LLMs are impressive when used through a computer interface, but it turns out they can be even more impressive when combined with a humanoid robot.
Carolina Parada, Head of Robotics at Google DeepMind, has offered a glimpse into the surprising capabilities of their latest robotic models. Her account highlights the unexpected ways in which these robots are learning and adapting to novel situations. One specific instance was particularly noteworthy, leaving even the engineers who developed the system in awe.

Parada said that the robot was able to play games like naughts and crosses, and tiled anagrams. But it had some unexpected functionality as well. “I think what’s most exciting about these models is that, on many occasions, our own researchers were excited and impressed by what it was doing. It was primarily because the way we were testing it was by putting the robot in front of situations that it’s never seen before, so even we didn’t know whether the robot was going to be able to get it right, and in many occasions it did,” she said.
“So a really cool example that where we were all, like, gasped, was when we showed the video where the robot is actually doing a slam dunk.”
Parada elaborated on the circumstances surrounding the slam dunk: “What was cool about that case is that that day we were just having the creative team come and film the robots, and we asked them to bring toys. We didn’t say anything else. They’re like, ‘Just bring toys to play with the robot, and things the robot hasn’t seen before.'”
“They had no idea what the robot was trained on,” she emphasized. “So they actually brought this little basketball hoop that was a little cute toy with a little ball, and they put it in front of the robot. Again, the robot had never seen anything related to basketball. It certainly has never seen this toy, and they asked it to do a slam dunk of the ball, and we were all like, ‘I have no idea if it would work.'”
The result was astounding. “It actually took not even a quarter of a second, and it actually decided to put the ball inside the basketball hoop, and we were all like, ‘That’s amazing!’ And it was just essentially drawing from Gemini’s understanding of what basketball is and what a slam dunk is.

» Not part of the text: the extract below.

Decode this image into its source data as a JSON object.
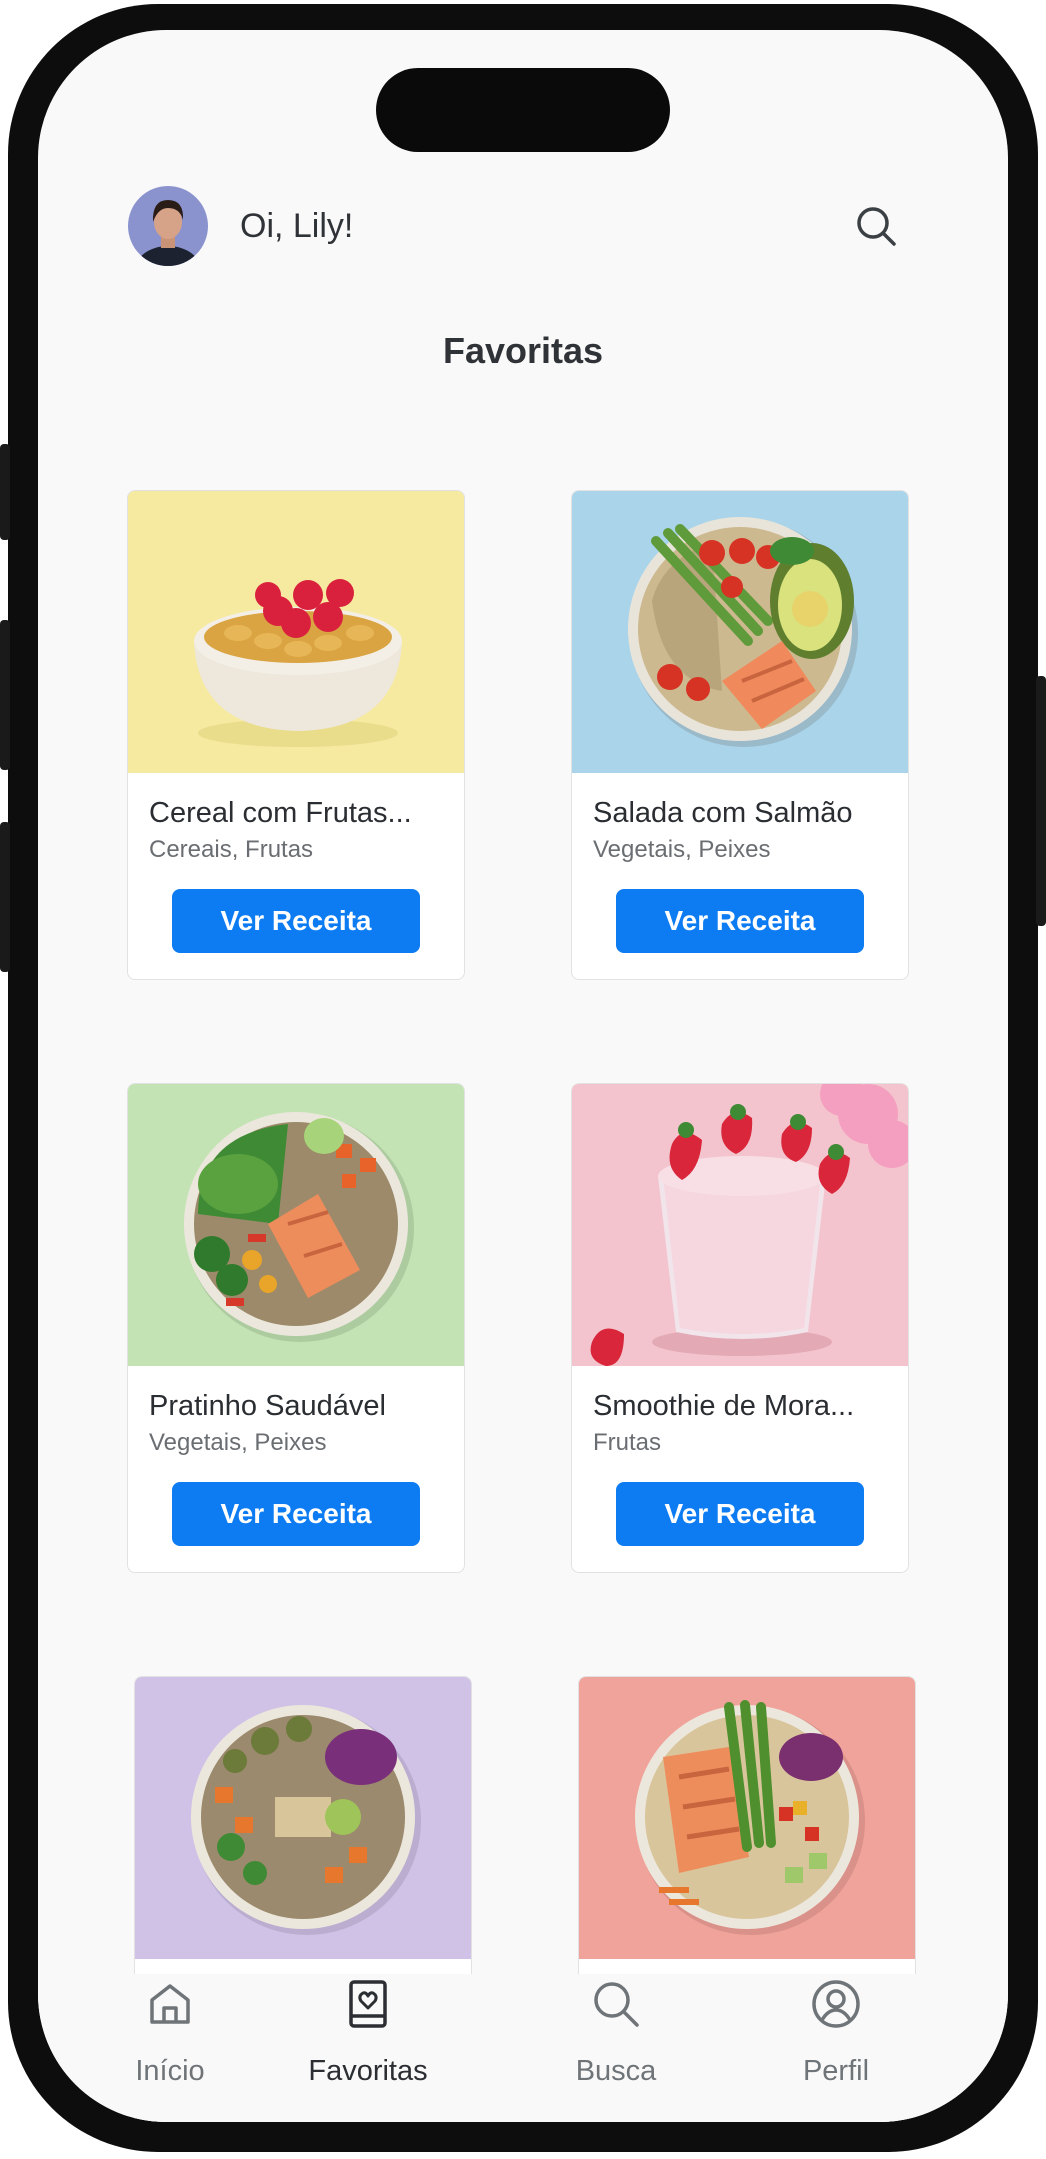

Which is a concept that we wouldn’t have thought of teaching it to do. And essentially it did the right motion, so that was a really cool example.”
This anecdote highlights a significant leap in AI capabilities. The robot, without specific training in basketball or slam dunks, was able to extrapolate from its existing knowledge base and execute a complex action. This suggests a level of understanding and problem-solving that goes beyond rote learning, hinting at genuine cognitive abilities.
While the use of LLMs through computers has become mainstream in recent years — ChatGPT is now the fifth most visited website in the world — the integration of these models with robots is less well understood. These models already have a high level of intelligence, and an understanding of how the world works. And when integrated into a humanoid form factor which can navigate the world, they can keep coming up with surprising results in how they’re able to mimic activities which were previously solely the domain of humans.